Search code examples
pythonnltkporter-stemmer

PorterStemmer() trims the last word in a sentence differently


I have the following code for an off-line environment:

import pandas as pd
import re
from nltk.stem import PorterStemmer

test = {'grams':  ['First value because one does two THREE', 'Second value because three and three four', 'Third donkey three']}
test = pd.DataFrame(test, columns = ['grams'])
STOPWORDS = {'and', 'does', 'because'}

def rower(x):
    cleanQ = []  
    for i in range(len(x)): cleanQ.append(re.sub(r'[\b\(\)\\\"\'\/\[\]\s+\,\.:\?;]', ' ', x[i]).lower())
    
    splitQ = []
    for row in cleanQ: splitQ.append(row.split())
    splitQ[:] = [[word for word in sub if word not in STOPWORDS] for sub in splitQ]
    splitQ = list(map(' '.join, splitQ))
    print(splitQ)
    
    originQ = []    
    for i in splitQ: 
        originQ.append(PorterStemmer().stem(i))
    print(originQ)
    
rower(test.grams)

Which produces this:

['first value one two three', 'second value three three four', 'third donkey three']
['first value one two thre', 'second value three three four', 'third donkey thre']

The first list shows the sentences before applying the PorterStemmer() function. The second list shows sentences after applying the PorterStemmer() function.

As you can see, PorterStemmer() trims the word, three, into thre only when the word is positioned as the last word in a sentence. When the word, three, is not the last word, three stays three. I can't seem to figure out why it is doing this. I also worry that if I applied the rower(x) function to other sentences, it may produce similar outcomes without me noticing.
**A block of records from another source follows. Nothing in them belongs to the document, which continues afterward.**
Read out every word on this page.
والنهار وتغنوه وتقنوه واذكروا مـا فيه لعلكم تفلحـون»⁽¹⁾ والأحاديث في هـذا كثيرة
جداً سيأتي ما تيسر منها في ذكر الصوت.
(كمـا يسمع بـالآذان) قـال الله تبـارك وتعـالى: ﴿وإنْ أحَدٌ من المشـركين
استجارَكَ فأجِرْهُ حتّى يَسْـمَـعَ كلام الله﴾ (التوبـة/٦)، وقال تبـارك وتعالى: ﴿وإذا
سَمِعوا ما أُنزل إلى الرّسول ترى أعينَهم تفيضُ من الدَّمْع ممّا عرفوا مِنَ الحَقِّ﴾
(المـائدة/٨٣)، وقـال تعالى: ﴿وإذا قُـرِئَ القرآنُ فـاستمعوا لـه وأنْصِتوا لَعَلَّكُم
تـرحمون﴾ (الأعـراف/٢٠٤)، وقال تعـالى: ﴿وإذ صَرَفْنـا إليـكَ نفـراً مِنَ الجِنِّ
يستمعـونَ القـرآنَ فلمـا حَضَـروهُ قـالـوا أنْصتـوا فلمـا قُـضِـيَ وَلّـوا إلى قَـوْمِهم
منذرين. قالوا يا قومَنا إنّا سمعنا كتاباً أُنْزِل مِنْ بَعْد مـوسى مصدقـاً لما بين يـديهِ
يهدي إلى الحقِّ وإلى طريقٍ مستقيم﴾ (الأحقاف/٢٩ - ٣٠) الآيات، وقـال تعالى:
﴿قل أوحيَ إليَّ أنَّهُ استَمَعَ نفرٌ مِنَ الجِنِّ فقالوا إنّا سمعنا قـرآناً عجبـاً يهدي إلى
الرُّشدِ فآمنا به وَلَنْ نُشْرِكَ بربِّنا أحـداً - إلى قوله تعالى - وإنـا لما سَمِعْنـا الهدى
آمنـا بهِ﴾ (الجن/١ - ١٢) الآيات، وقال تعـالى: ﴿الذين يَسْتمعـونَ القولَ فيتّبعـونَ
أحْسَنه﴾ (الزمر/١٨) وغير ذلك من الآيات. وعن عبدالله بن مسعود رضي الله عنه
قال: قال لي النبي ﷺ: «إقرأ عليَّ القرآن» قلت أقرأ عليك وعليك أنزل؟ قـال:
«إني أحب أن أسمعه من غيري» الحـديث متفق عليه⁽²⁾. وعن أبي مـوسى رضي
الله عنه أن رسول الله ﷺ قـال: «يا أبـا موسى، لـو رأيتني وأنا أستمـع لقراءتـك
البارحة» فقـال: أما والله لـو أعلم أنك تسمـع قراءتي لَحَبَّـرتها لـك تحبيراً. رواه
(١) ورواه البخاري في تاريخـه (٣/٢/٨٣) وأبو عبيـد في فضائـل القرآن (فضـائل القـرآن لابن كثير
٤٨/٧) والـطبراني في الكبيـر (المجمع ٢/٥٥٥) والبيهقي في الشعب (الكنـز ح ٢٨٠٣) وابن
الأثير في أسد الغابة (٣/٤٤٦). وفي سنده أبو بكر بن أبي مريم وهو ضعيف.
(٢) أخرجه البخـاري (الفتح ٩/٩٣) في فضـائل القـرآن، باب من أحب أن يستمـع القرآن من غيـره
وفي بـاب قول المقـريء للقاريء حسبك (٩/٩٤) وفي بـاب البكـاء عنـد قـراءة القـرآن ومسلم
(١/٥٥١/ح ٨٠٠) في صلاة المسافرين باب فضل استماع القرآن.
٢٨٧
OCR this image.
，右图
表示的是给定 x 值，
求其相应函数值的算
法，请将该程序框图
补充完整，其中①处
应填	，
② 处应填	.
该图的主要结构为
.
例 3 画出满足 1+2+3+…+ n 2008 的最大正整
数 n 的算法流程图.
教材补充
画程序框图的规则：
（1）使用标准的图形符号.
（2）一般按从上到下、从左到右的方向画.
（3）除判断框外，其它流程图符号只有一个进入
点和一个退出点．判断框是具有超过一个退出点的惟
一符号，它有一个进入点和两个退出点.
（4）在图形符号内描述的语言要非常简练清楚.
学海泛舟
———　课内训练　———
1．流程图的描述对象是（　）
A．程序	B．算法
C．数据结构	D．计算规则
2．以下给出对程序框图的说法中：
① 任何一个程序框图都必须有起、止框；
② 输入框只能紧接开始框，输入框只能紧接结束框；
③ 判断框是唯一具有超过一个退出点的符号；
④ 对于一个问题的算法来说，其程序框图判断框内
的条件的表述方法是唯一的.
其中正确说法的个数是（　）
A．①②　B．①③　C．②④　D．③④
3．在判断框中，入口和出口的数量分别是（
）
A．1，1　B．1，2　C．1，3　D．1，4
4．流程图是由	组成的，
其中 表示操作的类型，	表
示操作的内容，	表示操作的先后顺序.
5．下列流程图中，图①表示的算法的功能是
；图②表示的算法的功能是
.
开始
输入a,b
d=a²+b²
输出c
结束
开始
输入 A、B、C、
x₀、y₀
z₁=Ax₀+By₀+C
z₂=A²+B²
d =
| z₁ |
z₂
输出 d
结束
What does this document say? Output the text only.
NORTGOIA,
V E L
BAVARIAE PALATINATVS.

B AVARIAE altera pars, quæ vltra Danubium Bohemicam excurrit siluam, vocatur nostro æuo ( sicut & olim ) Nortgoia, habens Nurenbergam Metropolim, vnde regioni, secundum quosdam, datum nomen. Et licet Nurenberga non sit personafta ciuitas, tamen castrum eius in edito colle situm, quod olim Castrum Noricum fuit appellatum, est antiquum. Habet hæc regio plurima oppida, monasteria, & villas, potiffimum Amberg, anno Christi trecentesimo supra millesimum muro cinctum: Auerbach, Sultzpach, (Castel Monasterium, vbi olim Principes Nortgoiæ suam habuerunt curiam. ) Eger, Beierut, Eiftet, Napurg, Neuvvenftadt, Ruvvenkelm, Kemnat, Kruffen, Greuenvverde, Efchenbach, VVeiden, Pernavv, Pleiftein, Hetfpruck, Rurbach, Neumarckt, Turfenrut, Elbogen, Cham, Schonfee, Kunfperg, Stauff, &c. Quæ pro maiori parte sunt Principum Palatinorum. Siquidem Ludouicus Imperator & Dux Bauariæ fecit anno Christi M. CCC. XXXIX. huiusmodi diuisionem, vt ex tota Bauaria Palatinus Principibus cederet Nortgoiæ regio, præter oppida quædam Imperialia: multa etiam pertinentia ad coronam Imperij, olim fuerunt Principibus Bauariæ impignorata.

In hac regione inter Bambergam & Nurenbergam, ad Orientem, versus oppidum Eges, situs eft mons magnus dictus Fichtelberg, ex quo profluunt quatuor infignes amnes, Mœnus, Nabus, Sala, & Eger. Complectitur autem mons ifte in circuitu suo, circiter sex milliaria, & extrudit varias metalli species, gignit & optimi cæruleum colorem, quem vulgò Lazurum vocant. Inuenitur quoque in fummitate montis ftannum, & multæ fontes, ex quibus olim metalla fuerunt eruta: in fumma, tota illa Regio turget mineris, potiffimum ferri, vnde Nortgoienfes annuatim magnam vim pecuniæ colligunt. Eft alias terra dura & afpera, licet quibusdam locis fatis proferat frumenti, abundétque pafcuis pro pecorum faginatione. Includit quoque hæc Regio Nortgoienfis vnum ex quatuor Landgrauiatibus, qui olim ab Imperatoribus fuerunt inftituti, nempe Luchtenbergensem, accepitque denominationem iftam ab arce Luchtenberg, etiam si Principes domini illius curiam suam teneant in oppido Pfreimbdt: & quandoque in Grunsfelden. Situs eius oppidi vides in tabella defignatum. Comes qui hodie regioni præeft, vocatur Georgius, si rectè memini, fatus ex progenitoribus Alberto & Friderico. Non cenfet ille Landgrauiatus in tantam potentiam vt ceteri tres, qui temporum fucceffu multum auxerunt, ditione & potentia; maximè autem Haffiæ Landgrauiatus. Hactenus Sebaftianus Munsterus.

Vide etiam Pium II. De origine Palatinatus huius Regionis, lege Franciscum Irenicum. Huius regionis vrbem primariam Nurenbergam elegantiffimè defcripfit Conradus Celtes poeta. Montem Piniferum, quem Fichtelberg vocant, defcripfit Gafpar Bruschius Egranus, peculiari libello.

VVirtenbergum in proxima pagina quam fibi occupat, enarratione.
How do I prevent PorterStemmer from treating the last word differently?


Solution

  • The main mistake here is that you are passing multiple words to the stemmer instead of one word at a time. The entire string (third donkey three) is considered one word and the last part is being stemmed.

    import pandas as pd
    import re
    from nltk.stem import PorterStemmer
    
    test = {'grams': ['First value because one does two THREE', 'Second value because three and three four',
                      'Third donkey three']}
    test = pd.DataFrame(test, columns=['grams'])
    STOPWORDS = {'and', 'does', 'because'}
    
    ps = PorterStemmer()
    
    def rower(x):
        cleanQ = []
        for i in range(len(x)): cleanQ.append(re.sub(r'[\b\(\)\\\"\'\/\[\]\s+\,\.:\?;]', ' ', x[i]).lower())
    
        splitQ = []
        for row in cleanQ: splitQ.append(row.split())
        splitQ = [[word for word in sub if word not in STOPWORDS] for sub in splitQ]
        print('IN:', splitQ)
        originQ = [[ps.stem(word) for word in sent] for sent in splitQ]
        print('OUT:', originQ)
    
    
    rower(test.grams)
    

    Output:

    IN: [['first', 'value', 'one', 'two', 'three'], ['second', 'value', 'three', 'three', 'four'], ['third', 'donkey', 'three']]
    OUT: [['first', 'valu', 'one', 'two', 'three'], ['second', 'valu', 'three', 'three', 'four'], ['third', 'donkey', 'three']]
    

    There are good explanations to why stemming leaves out the last 'e' on some words. Consider using a lemmatizer if the output doesn't meet your expectations.

    How to stop NLTK stemmer from removing the trailing “e”?